Outro destaque são duas pinturas de borboletas realizadas em parceria com o indígena pataxó Txa-txu, do sul da Bahia. Antes de voltarem ao circuito artístico, as telas foram enterradas no solo brasileiro, sob uma gameleira, considerada uma árvore sagrada. “Essas são as imagens visíveis, mas existe um coração brasileiro por trás disso”, afirma Christina.

Parceria com curadora premiada

A mostra também representa um momento especial para Christina pela parceria com a curadora Adelina von Fürstenberg, reconhecida no cenário internacional da arte contemporânea e vencedora do Leão de Ouro da Bienal de Veneza.

Para a artista brasileira, trabalhar ao lado de Adelina é um privilégio e uma oportunidade de aprendizado. A curadora construiu sua trajetória defendendo uma arte multicultural e levando exposições para além dos museus tradicionais. Entre os espaços que já receberam seus projetos estão edifícios públicos, jardins, mosteiros e ilhas.

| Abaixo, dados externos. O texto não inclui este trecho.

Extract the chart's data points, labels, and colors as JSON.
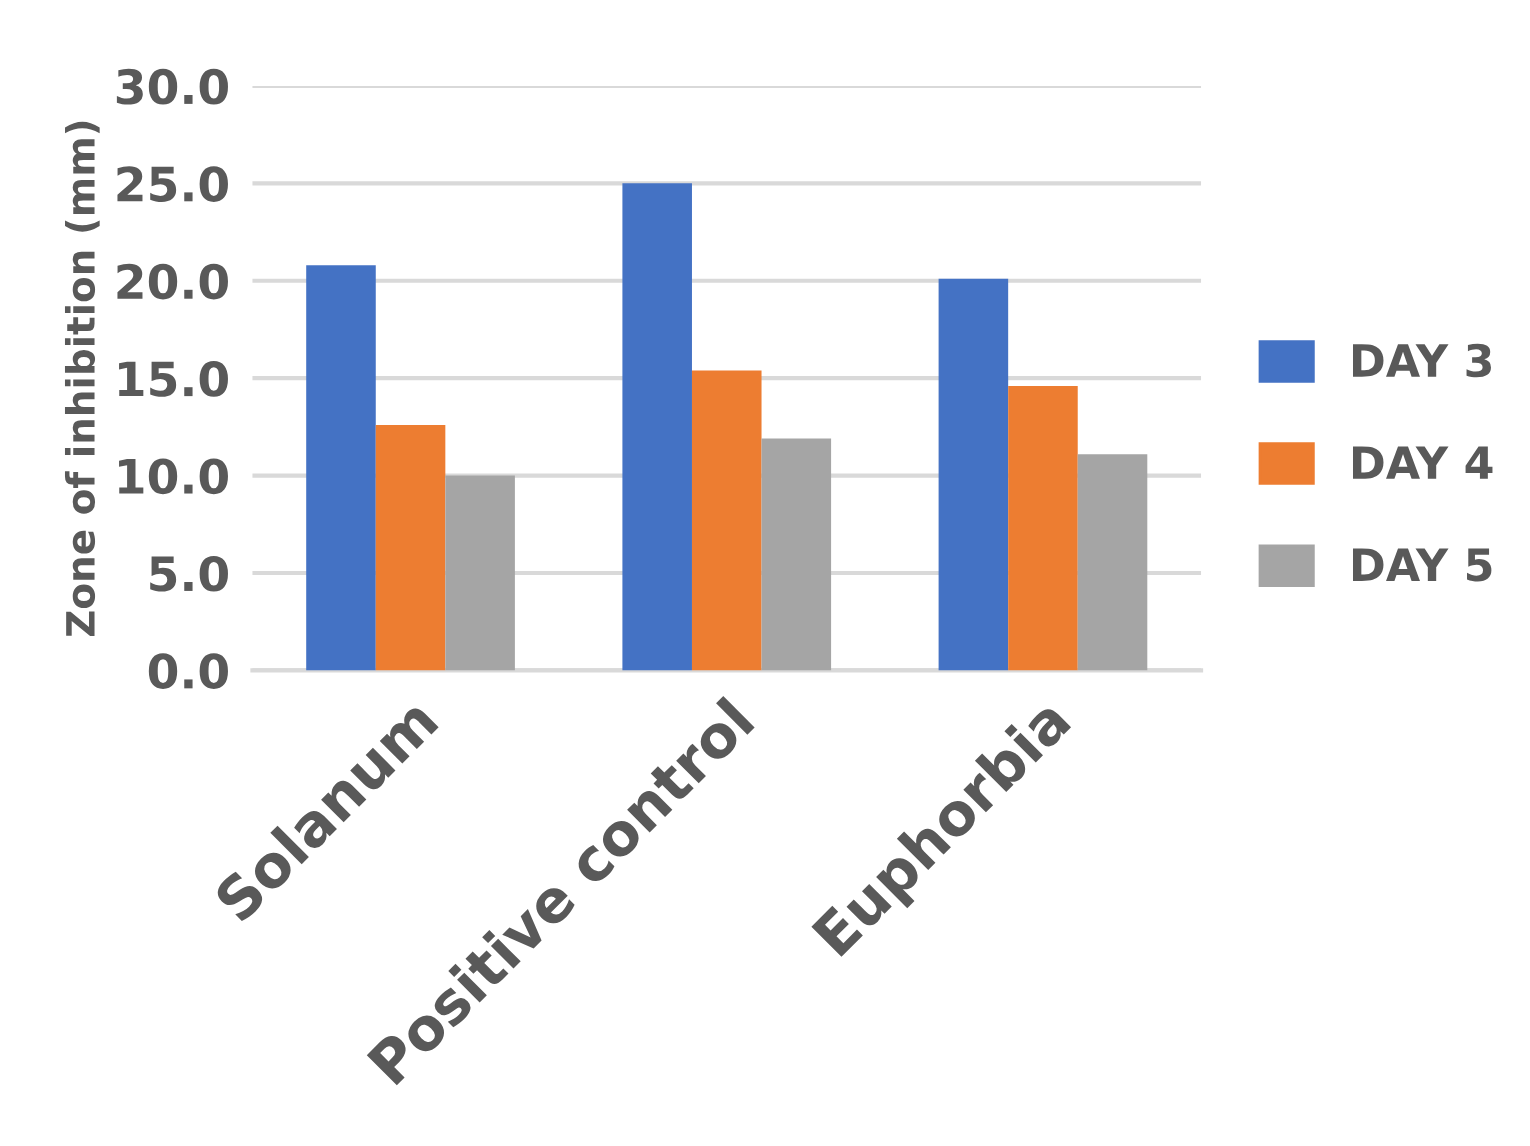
{
  "chart_data": {
    "type": "bar",
    "ylabel": "Zone of inhibition (mm)",
    "categories": [
      "Solanum",
      "Positive control",
      "Euphorbia"
    ],
    "series": [
      {
        "name": "DAY 3",
        "color": "#4472c4",
        "values": [
          20.8,
          25.0,
          20.1
        ]
      },
      {
        "name": "DAY 4",
        "color": "#ed7d31",
        "values": [
          12.6,
          15.4,
          14.6
        ]
      },
      {
        "name": "DAY 5",
        "color": "#a5a5a5",
        "values": [
          10.0,
          11.9,
          11.1
        ]
      }
    ],
    "ylim": [
      0,
      30
    ],
    "yticks": [
      {
        "value": 0,
        "label": "0.0"
      },
      {
        "value": 5,
        "label": "5.0"
      },
      {
        "value": 10,
        "label": "10.0"
      },
      {
        "value": 15,
        "label": "15.0"
      },
      {
        "value": 20,
        "label": "20.0"
      },
      {
        "value": 25,
        "label": "25.0"
      },
      {
        "value": 30,
        "label": "30.0"
      }
    ],
    "grid": "y",
    "legend": "right"
  }
}
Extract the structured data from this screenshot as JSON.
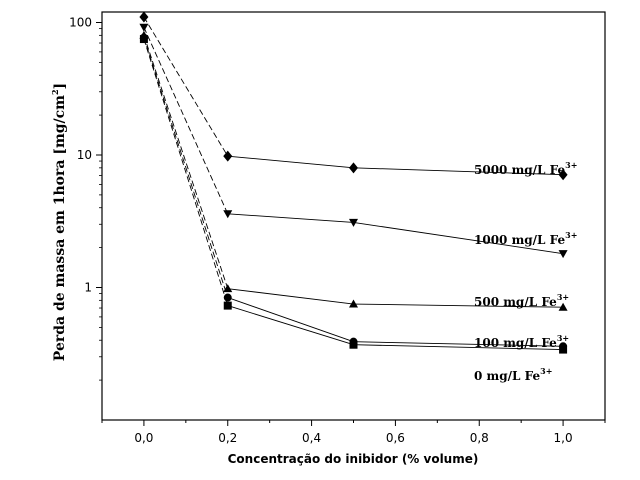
{
  "chart_data": {
    "type": "line",
    "xlabel": "Concentração do inibidor (% volume)",
    "ylabel_main": "Perda de massa em 1hora [mg/cm",
    "ylabel_sup": "2",
    "ylabel_tail": "]",
    "xlim": [
      -0.1,
      1.1
    ],
    "ylim": [
      0.1,
      120
    ],
    "yscale": "log",
    "x_ticks": [
      0.0,
      0.2,
      0.4,
      0.6,
      0.8,
      1.0
    ],
    "x_tick_labels": [
      "0,0",
      "0,2",
      "0,4",
      "0,6",
      "0,8",
      "1,0"
    ],
    "y_ticks": [
      1,
      10,
      100
    ],
    "y_tick_labels": [
      "1",
      "10",
      "100"
    ],
    "grid": false,
    "series": [
      {
        "name": "5000 mg/L Fe",
        "sup": "3+",
        "marker": "diamond",
        "x": [
          0.0,
          0.2,
          0.5,
          1.0
        ],
        "values": [
          110,
          9.8,
          8.0,
          7.1
        ]
      },
      {
        "name": "1000 mg/L Fe",
        "sup": "3+",
        "marker": "triangle-down",
        "x": [
          0.0,
          0.2,
          0.5,
          1.0
        ],
        "values": [
          92,
          3.6,
          3.1,
          1.8
        ]
      },
      {
        "name": "500 mg/L Fe",
        "sup": "3+",
        "marker": "triangle-up",
        "x": [
          0.0,
          0.2,
          0.5,
          1.0
        ],
        "values": [
          80,
          0.98,
          0.75,
          0.71
        ]
      },
      {
        "name": "100 mg/L Fe",
        "sup": "3+",
        "marker": "circle",
        "x": [
          0.0,
          0.2,
          0.5,
          1.0
        ],
        "values": [
          77,
          0.84,
          0.39,
          0.36
        ]
      },
      {
        "name": "0 mg/L Fe",
        "sup": "3+",
        "marker": "square",
        "x": [
          0.0,
          0.2,
          0.5,
          1.0
        ],
        "values": [
          75,
          0.73,
          0.37,
          0.34
        ]
      }
    ]
  }
}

A escolha de ‘When the Sky Invades the Earth‘ para celebrar os 30 anos da ART for The World também se conecta à proposta da organização.

Sediada em Genebra e associada às Nações Unidas, a ONG surgiu no contexto de ‘Dialogues of Peace’, exposição internacional realizada para marcar os 50 anos da ONU. Desde então, a instituição utiliza a arte como ferramenta de diálogo, cultura e transformação social.

A iniciativa está alinhada ao princípio estabelecido pelo Artigo 27 da Declaração Universal dos Direitos Humanos, que reconhece o direito de todos à participação na vida cultural e ao acesso às artes.

Uma arte que não busca controlar o resultado

Ao lado de Paulo Coelho, com quem compartilha há décadas uma trajetória ligada à arte, à literatura e à espiritualidade, Christina Oiticica desenvolveu uma produção que ultrapassa fronteiras. Seu trabalho não tem como objetivo entregar respostas prontas ao público. A proposta é provocar experiências, sentimentos e reflexões que podem ser diferentes para cada pessoa.

Em ‘When the Sky Invades the Earth‘, essa filosofia aparece de maneira especialmente clara: Christina cria a obra, entrega parte do processo à natureza e espera para descobrir como ela será transformada.

O mesmo princípio se aplica à relação com o público. A artista não pretende determinar o que cada visitante deve sentir diante de seus trabalhos. Ainda assim, existe um sentimento que ela gostaria de despertar. “Eu espero que esse sentimento seja de amor, porque só assim haverá uma transformação. Ela é individual.